Robotics and the World/Obstacle Avoidance

7. Obstacle Avoidance edit

Obstacle Avoidance is a robotic discipline with the objective of moving vehicles on the basis of the sensorial information. The use of these methods front to classic methods (path planning) is a natural alternative when the scenario is dynamic with an unpredictable behaviour. In these cases, the surroundings do not remain invariable, and thus the sensory information is used to detect the changes consequently adapting moving.

The research conducted faces two major problems in this discipline. The first is to move vehicles in troublesome scenarios, where current technology has proven limited applicability. The second one is to understand the role of the vehicle characteristics (shape, kinematics and dynamics) within the obstacle avoidance paradigm.
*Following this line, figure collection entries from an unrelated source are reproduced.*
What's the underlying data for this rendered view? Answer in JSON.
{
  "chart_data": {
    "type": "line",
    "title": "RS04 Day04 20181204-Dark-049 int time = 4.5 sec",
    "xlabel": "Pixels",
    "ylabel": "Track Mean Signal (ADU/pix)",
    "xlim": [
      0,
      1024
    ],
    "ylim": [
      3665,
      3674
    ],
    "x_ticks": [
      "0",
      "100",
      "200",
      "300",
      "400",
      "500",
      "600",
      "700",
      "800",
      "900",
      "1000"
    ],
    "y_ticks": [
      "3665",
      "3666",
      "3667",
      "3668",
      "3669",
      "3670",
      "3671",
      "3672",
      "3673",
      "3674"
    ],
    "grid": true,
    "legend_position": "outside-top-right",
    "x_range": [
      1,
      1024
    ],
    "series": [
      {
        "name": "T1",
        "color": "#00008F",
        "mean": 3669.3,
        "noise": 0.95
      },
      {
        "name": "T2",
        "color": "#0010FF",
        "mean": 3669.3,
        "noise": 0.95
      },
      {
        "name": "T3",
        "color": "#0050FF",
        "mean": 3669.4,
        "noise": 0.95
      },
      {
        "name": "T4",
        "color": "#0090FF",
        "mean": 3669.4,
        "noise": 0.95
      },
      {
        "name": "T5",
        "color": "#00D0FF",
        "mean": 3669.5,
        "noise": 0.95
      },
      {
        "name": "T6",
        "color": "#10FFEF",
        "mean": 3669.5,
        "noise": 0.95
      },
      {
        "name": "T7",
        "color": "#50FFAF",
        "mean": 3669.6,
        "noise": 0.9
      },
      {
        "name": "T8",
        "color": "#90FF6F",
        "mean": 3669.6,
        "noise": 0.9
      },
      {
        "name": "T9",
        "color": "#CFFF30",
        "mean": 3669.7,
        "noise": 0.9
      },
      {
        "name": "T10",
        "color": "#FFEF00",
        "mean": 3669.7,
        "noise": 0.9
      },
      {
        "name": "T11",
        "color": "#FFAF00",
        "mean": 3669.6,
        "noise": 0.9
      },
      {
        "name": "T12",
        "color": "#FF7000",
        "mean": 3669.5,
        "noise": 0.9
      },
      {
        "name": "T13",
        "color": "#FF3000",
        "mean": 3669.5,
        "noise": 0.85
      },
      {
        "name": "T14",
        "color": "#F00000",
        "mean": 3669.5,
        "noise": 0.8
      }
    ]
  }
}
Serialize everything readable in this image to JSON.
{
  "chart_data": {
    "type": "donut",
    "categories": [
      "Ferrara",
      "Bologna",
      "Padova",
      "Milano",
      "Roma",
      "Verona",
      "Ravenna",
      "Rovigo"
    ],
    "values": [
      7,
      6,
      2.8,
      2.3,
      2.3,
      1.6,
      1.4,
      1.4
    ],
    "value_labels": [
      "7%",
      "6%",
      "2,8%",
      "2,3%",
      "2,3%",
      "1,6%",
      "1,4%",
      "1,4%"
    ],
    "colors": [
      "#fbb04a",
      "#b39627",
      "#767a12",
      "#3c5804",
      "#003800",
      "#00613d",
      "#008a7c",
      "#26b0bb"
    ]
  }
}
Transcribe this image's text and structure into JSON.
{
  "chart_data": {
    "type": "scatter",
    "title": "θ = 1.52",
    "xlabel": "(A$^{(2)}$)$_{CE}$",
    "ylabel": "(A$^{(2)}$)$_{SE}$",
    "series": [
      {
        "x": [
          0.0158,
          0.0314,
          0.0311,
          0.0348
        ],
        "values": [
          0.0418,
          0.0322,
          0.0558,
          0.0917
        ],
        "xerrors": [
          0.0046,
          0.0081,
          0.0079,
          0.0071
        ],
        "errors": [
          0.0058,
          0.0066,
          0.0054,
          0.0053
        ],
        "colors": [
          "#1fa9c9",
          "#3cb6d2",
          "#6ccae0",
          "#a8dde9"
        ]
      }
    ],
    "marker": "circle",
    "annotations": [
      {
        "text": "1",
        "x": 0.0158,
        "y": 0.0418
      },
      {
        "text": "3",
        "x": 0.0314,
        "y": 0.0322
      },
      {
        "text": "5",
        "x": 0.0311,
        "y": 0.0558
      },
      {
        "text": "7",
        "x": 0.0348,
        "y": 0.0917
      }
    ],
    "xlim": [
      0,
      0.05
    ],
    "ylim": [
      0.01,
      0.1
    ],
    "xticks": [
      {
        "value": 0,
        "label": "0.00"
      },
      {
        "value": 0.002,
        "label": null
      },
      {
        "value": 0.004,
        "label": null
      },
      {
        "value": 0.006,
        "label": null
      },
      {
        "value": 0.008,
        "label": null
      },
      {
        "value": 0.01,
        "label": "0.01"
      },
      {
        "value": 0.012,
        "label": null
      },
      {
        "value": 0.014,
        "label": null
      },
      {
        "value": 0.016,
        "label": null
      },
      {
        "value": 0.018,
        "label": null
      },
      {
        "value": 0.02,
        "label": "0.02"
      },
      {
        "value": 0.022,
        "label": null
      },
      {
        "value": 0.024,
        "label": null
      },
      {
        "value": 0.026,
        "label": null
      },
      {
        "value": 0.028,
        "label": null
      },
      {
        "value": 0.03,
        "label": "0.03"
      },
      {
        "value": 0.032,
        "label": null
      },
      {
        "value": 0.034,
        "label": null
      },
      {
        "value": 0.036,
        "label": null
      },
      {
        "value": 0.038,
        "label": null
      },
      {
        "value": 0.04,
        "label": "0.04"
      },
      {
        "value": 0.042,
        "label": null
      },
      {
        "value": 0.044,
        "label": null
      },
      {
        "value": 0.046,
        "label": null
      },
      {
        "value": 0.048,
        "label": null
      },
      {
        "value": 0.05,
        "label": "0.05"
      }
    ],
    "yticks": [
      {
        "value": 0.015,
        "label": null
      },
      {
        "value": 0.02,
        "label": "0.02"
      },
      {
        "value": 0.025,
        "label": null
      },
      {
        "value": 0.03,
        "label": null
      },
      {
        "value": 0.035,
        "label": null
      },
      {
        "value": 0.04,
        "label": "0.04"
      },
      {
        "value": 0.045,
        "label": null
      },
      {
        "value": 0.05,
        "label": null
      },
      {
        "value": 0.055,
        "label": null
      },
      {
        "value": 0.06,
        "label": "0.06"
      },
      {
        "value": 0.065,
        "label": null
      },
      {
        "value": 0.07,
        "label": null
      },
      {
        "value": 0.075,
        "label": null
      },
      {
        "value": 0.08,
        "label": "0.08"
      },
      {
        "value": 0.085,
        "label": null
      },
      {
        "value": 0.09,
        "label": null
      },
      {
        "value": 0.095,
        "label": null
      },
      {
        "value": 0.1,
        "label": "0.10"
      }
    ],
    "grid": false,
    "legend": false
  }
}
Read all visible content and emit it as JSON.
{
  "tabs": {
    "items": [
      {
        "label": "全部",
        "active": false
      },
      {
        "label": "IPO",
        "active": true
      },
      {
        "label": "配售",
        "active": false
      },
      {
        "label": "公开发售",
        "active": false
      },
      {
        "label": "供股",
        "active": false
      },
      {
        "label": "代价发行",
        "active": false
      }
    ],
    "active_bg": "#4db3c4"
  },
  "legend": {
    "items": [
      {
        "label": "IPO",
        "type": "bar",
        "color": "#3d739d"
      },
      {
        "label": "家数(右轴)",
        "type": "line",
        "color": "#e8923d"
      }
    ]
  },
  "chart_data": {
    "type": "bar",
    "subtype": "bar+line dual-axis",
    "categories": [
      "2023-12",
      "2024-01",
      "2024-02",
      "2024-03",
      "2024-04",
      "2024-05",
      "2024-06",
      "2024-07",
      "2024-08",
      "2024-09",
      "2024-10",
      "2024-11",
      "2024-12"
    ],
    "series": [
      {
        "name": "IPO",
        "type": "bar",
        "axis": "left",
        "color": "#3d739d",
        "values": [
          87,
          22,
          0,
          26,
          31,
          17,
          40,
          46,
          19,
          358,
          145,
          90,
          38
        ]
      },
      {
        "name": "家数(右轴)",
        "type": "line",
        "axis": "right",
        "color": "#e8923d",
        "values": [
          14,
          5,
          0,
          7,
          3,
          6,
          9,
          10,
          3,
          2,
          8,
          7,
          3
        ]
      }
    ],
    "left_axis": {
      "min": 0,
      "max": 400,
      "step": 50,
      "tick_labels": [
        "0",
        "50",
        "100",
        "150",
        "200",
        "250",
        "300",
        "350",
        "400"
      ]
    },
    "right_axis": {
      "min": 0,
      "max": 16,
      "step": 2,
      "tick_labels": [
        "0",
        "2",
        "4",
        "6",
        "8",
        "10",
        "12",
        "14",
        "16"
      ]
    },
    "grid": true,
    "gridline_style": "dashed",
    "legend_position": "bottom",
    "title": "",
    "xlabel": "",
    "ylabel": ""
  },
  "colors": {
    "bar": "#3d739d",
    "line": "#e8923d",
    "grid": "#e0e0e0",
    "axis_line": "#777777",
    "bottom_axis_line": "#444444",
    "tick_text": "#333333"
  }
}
Most obstacle avoidance techniques do not take into account vehicle shape and kinematic constraints. They assume a punctual and omnidirectional vehicle and are doomed to rely on approximations. Our contribution is a framework to consider shape and kinematics together in a exact manner, in the obstacle avoidance process, by abstracting these constraints from the avoidance method usage. Our approach can be applied to many non holonomic vehicles with arbitrary shape.

For these vehicles, the configuration space is 3 dimensional, while the control space is 2-dimensional. The main idea is to construct (centered on the robot at any time) the two-dimensional manifold of the configuration space that is defined by elementary circular paths. This manifold contains all the configurations that can be attained at each step of the obstacle avoidance and is thus general for all methods. Another important contribution of the paper is the exact calculus of the obstacle representation in this manifold for any robot shape (i.e. the configuration regions in collision). Finally, we propose a change of coordinates of this manifold in such a way that the elementary paths become straight lines. Therefore, the 3-dimensional obstacle avoidance problem with kinematic constraints is transformed into a simple obstacle avoidance problem for a point moving in a 2-dimensional space without any kinematic restriction (the usual approximation in obstacle avoidance). Thus, existing avoidance techniques become applicable.